View Full Version : How's the family support, once they're home?


danielle
01-02-2005, 11:17 AM
Has your loved one's family been supportive of him/her, since they've been home?

Were they supportive while they were in?

Has your family been supportive - both while your loved one was in and since coming out?

What bothers me is that one family member (of his) told me not to get used to him being home. That they had all done their "time" with him and the "next time" I wouldn't be so eager to help him.

Maybe I was being dim, but I had sincerely hoped there wouldn't be a next time. So far, so good.

My family has always been supportive - both while he was in and out. Well, they were supportive of me, anyway. Nobody ever wrote or visited, but they never discouraged our relationship. I've even used other family member's vehicles to drive to visits, etc.

His family became really interested in him when they found out he was being released. He was being released within the confines of the interstate compact program, so it actually took 2 months from the time he was granted parole until he walked out of the prison. During that 2 month period, they suddenly began to call me. Once he was home, everybody wanted to see him. They even helped arrange for his first job.

Some cousins and an aunt did write him, but nobody ever visited him.

Since he's been home, they've been extremely supportive and encouraging of him - both families. In fact, he and his father hadn't spoken in years. Now they actually have a good relationship and he either visits or calls his dad every single day.

Considering my husband's track record, I guess we're very fortunate that anybody in either family still speaks to us.

Do you ever get the mixed signals, though?
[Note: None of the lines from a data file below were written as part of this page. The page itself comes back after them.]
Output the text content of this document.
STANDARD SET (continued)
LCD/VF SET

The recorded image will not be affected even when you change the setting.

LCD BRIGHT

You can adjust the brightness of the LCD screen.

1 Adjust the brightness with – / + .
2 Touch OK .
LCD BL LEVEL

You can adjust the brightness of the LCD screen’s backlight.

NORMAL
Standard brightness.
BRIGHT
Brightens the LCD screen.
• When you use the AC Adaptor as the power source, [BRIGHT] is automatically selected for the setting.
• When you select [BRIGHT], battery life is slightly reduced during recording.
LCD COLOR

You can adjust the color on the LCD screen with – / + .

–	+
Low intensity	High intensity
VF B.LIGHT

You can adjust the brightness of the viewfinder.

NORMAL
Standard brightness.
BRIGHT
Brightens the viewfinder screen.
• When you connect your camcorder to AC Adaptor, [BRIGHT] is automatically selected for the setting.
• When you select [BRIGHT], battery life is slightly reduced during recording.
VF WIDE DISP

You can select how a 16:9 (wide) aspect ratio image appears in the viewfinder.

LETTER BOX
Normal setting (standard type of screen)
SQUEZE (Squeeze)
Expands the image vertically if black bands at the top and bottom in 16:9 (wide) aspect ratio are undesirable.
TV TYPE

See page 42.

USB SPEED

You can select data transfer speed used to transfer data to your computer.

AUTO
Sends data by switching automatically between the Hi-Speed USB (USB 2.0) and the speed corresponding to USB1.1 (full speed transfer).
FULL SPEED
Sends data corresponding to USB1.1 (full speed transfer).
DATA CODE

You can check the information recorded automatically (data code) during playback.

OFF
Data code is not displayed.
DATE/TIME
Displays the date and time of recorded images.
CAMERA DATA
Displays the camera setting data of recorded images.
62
I've just began to wonder how much of that support is sincere.

strongernow
01-02-2005, 11:23 AM
I am very fortunate that my family and his family were both supportive while my fiance was in jail and prison. Each in their own ways, some sent mail and money orders, some visited and allowed him to call.
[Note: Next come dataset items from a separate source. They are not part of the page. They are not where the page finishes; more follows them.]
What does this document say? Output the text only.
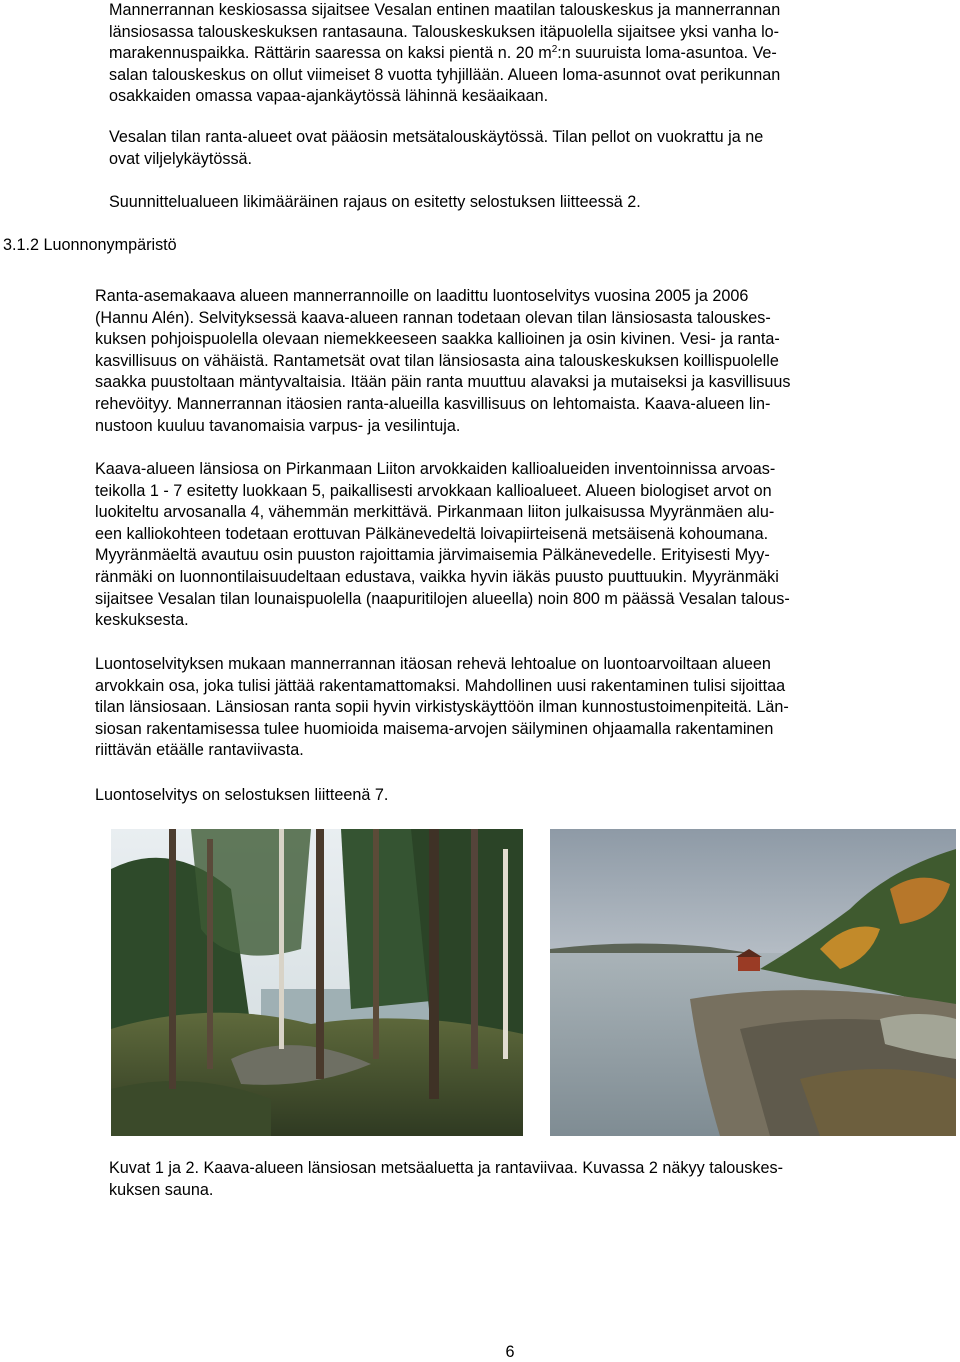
Mannerrannan keskiosassa sijaitsee Vesalan entinen maatilan talouskeskus ja mannerrannan
länsiosassa talouskeskuksen rantasauna. Talouskeskuksen itäpuolella sijaitsee yksi vanha lo-
marakennuspaikka. Rättärin saaressa on kaksi pientä n. 20 $m^2:n$ suuruista loma-asuntoa. Ve-
salan talouskeskus on ollut viimeiset 8 vuotta tyhjillään. Alueen loma-asunnot ovat perikunnan
osakkaiden omassa vapaa-ajankäytössä lähinnä kesäaikaan.
Vesalan tilan ranta-alueet ovat pääosin metsätalouskäytössä. Tilan pellot on vuokrattu ja ne
ovat viljelykäytössä.
Suunnittelualueen likimääräinen rajaus on esitetty selostuksen liitteessä 2.
3.1.2 Luonnonympäristö
Ranta-asemakaava alueen mannerrannoille on laadittu luontoselvitys vuosina 2005 ja 2006
(Hannu Alén). Selvityksessä kaava-alueen rannan todetaan olevan tilan länsiosasta talouskes-
kuksen pohjoispuolella olevaan niemekkeeseen saakka kallioinen ja osin kivinen. Vesi- ja ranta-
kasvillisuus on vähäistä. Rantametsät ovat tilan länsiosasta aina talouskeskuksen koillispuolelle
saakka puustoltaan mäntyvaltaisia. Itään päin ranta muuttuu alavaksi ja mutaiseksi ja kasvillisuus
rehevöityy. Mannerrannan itäosien ranta-alueilla kasvillisuus on lehtomaista. Kaava-alueen lin-
nustoon kuuluu tavanomaisia varpus- ja vesilintuja.
Kaava-alueen länsiosa on Pirkanmaan Liiton arvokkaiden kallioalueiden inventoinnissa arvoas-
teikolla 1 - 7 esitetty luokkaan 5, paikallisesti arvokkaan kallioalueet. Alueen biologiset arvot on
luokiteltu arvosanalla 4, vähemmän merkittävä. Pirkanmaan liiton julkaisussa Myyränmäen alu-
een kalliokohteen todetaan erottuvan Pälkänevedeltä loivapiirteisenä metsäisenä kohoumana.
Myyränmäeltä avautuu osin puuston rajoittamia järvimaisemia Pälkänevedelle. Erityisesti Myy-
ränmäki on luonnontilaisuudeltaan edustava, vaikka hyvin iäkäs puusto puuttuukin. Myyränmäki
sijaitsee Vesalan tilan lounaispuolella (naapuritilojen alueella) noin 800 m päässä Vesalan talous-
keskuksesta.
Luontoselvityksen mukaan mannerrannan itäosan rehevä lehtoalue on luontoarvoiltaan alueen
arvokkain osa, joka tulisi jättää rakentamattomaksi. Mahdollinen uusi rakentaminen tulisi sijoittaa
tilan länsiosaan. Länsiosan ranta sopii hyvin virkistyskäyttöön ilman kunnostustoimenpiteitä. Län-
siosan rakentamisessa tulee huomioida maisema-arvojen säilyminen ohjaamalla rakentaminen
riittävän etäälle rantaviivasta.
Luontoselvitys on selostuksen liitteenä 7.
Kuvat 1 ja 2. Kaava-alueen länsiosan metsäaluetta ja rantaviivaa. Kuvassa 2 näkyy talouskes-
kuksen sauna.
6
Since he has been home the support has continued. I believe this is due to the fact that he has truly used this experience to change himself for the better and they all know and see that with his words and actions.

When I moved back to Georgia from Wisconsin, we actually lived with his father for the first 3 months after he was home until we found a house. My family also continues to be supportive of decisions we make and my own stepfather has even stepped in and talked to both of us in some of our hardest times.

I am truly grateful for all of the support now and then :)

HotLatinaMILF4U
01-02-2005, 11:00 PM
My family lives out of state and I am not close with many of them. But to the extent that they could be supportive during his incarceration and now that he is home it goes a little something like this:

My niece, she is only two years younger than me and we were raised together never questioned the way I met him, his incarceration or gave me any reason to believe she had a problem with our relationship. She always did and continues to ask how we are and chose to postpone a visit to me when she found out it would coincide with his homecoming. She wanted us to have some time to ourselves.

My daughter who at age 26 is only one year younger than Sebastian. Stormie was supportive from the moment I told her about the man in prison I was falling in love with. She has experienced a then boyfriend doing time and had no stigma about it.

My brother who is my father figure since dad passed doesn't really talk about it however our relationship is such that he and I don't often discuss such matters. When it comes to my big bro I could bring home Jesus Christ himself, he could walk on water and perform a million miracles and my brother would sit back and ask, "Sure but how's he gonna treat my baby sister in the years to come?" I am satisified in the knowledge that my brother would definitely speak up if he had a real problem with it.

My youngest son just turned 18 and came to visit last week. I talked to him about Sebastian including the fact that we want to be married. We all spent time together and Christian asked my man alot of questions about his incarceration and subsequent parole and Sebastian was completely honest with him. The two of them got on like old friends even going out together without me. Sebastian told me that Christian had asked him if he was going to marry his mother. Sebastian told him yes. It was a little strange for me to be "looked out for" by my son. He has grown up so much. He really likes Sebastian, I know this not only because he told me but because Christian like his mother has NO FEAR OF THE TRUTH and wouldn't have said anything just to please me.

As for Sebastian's family:

They live here in Rockford. They are very close. Sebastian is on house arrest and lives with his mother and father, younger sister and her 3 little boys. His family has been 100% supportive of him at all times.

I got to know his mother via 3-way calls while Sebastian was locked up. She is less than a year older than me and never questioned our relationship. Often she would call me if she hadn't heard from him or to ask me to pass along a message. Once he got home we finally met face to face. We are fast becoming family. She tells me she appreciates what I've done for her son especially the fact that I love him so. I told her that I appreciate what a good mother she's been and thanked her for sharing her only son with me. His family are weekly visitors at my dinner table, we've had parties and exchange gifts, laughter and love. We are so fortunate that his family is as supportive as they are. We are blessed.

Patty

California Sunshine
01-02-2005, 11:00 PM
My guys family is fairly supportive,they believe this is it for him he will not go back

My family is just now starting to accept him but they have the wait and see attitude,they don't really believe things will work out but are hoping they do.